His emphasis on the pronoun made Willow smile before it occurred to her that he might mean that she still owed him a debt.

The
sommelier
appeared and went through his ritual of presenting the corked bottle to Richard for his inspection of the label, opening it, cleaning some invisible residue from the neck and pouring an inch into Richard's glass. Richard, grasping the glass by its foot, held it up to the light for a moment, swirled the wine round, sniffed and eventually took a sip. After a moment's judicious thought, as he moved the wine around his mouth like mouthwash, he nodded at the wine waiter, who sighed as though in relief and poured a glassful for Willow.
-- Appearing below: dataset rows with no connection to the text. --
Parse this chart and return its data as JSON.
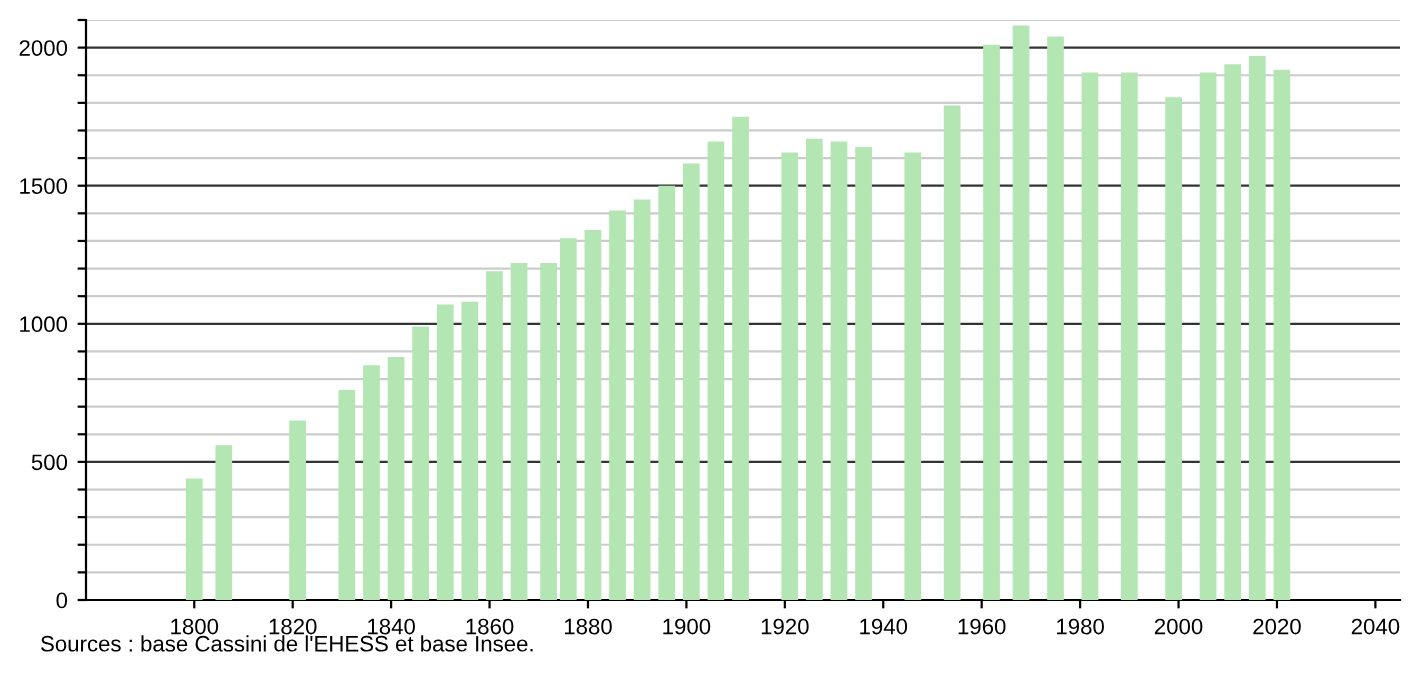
{
  "chart_data": {
    "type": "bar",
    "x": [
      1800,
      1806,
      1821,
      1831,
      1836,
      1841,
      1846,
      1851,
      1856,
      1861,
      1866,
      1872,
      1876,
      1881,
      1886,
      1891,
      1896,
      1901,
      1906,
      1911,
      1921,
      1926,
      1931,
      1936,
      1946,
      1954,
      1962,
      1968,
      1975,
      1982,
      1990,
      1999,
      2006,
      2011,
      2016,
      2021
    ],
    "values": [
      440,
      560,
      650,
      760,
      850,
      880,
      990,
      1070,
      1080,
      1190,
      1220,
      1220,
      1310,
      1340,
      1410,
      1450,
      1500,
      1580,
      1660,
      1750,
      1620,
      1670,
      1660,
      1640,
      1620,
      1790,
      2010,
      2080,
      2040,
      1910,
      1910,
      1820,
      1910,
      1940,
      1970,
      1920
    ],
    "color": "#b3e6b3",
    "xlim": [
      1778,
      2045
    ],
    "xticks": [
      1800,
      1820,
      1840,
      1860,
      1880,
      1900,
      1920,
      1940,
      1960,
      1980,
      2000,
      2020,
      2040
    ],
    "ylim": [
      0,
      2100
    ],
    "yticks": [
      0,
      {
        "value": 100,
        "label": null
      },
      {
        "value": 200,
        "label": null
      },
      {
        "value": 300,
        "label": null
      },
      {
        "value": 400,
        "label": null
      },
      500,
      {
        "value": 600,
        "label": null
      },
      {
        "value": 700,
        "label": null
      },
      {
        "value": 800,
        "label": null
      },
      {
        "value": 900,
        "label": null
      },
      1000,
      {
        "value": 1100,
        "label": null
      },
      {
        "value": 1200,
        "label": null
      },
      {
        "value": 1300,
        "label": null
      },
      {
        "value": 1400,
        "label": null
      },
      1500,
      {
        "value": 1600,
        "label": null
      },
      {
        "value": 1700,
        "label": null
      },
      {
        "value": 1800,
        "label": null
      },
      {
        "value": 1900,
        "label": null
      },
      2000,
      {
        "value": 2100,
        "label": null
      }
    ],
    "grid": "y",
    "annotations": [
      "Sources : base Cassini de l'EHESS et base Insee."
    ]
  }
}
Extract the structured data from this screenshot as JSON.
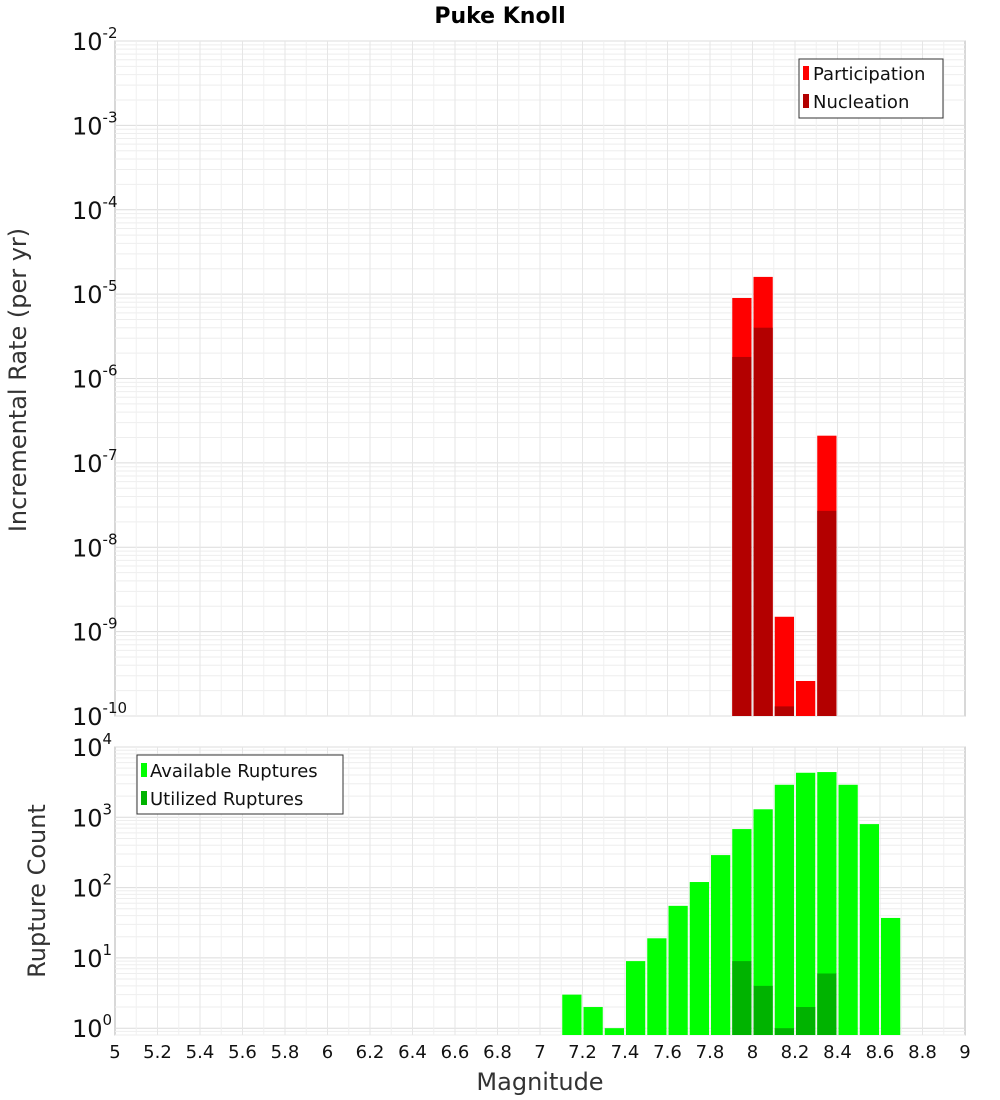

Sometimes the mutually-massaging performance amused her; sometimes she thought it entirely idiotic. If there had been something wrong with the wine, the smell alone would have given it away to all three of them as soon as any had been poured and she very much doubted whether Richard knew the taste of the wine he had chosen well enough to detect any fraud. Even if he had, she could not believe that he would be able to conquer his disinclination to complain.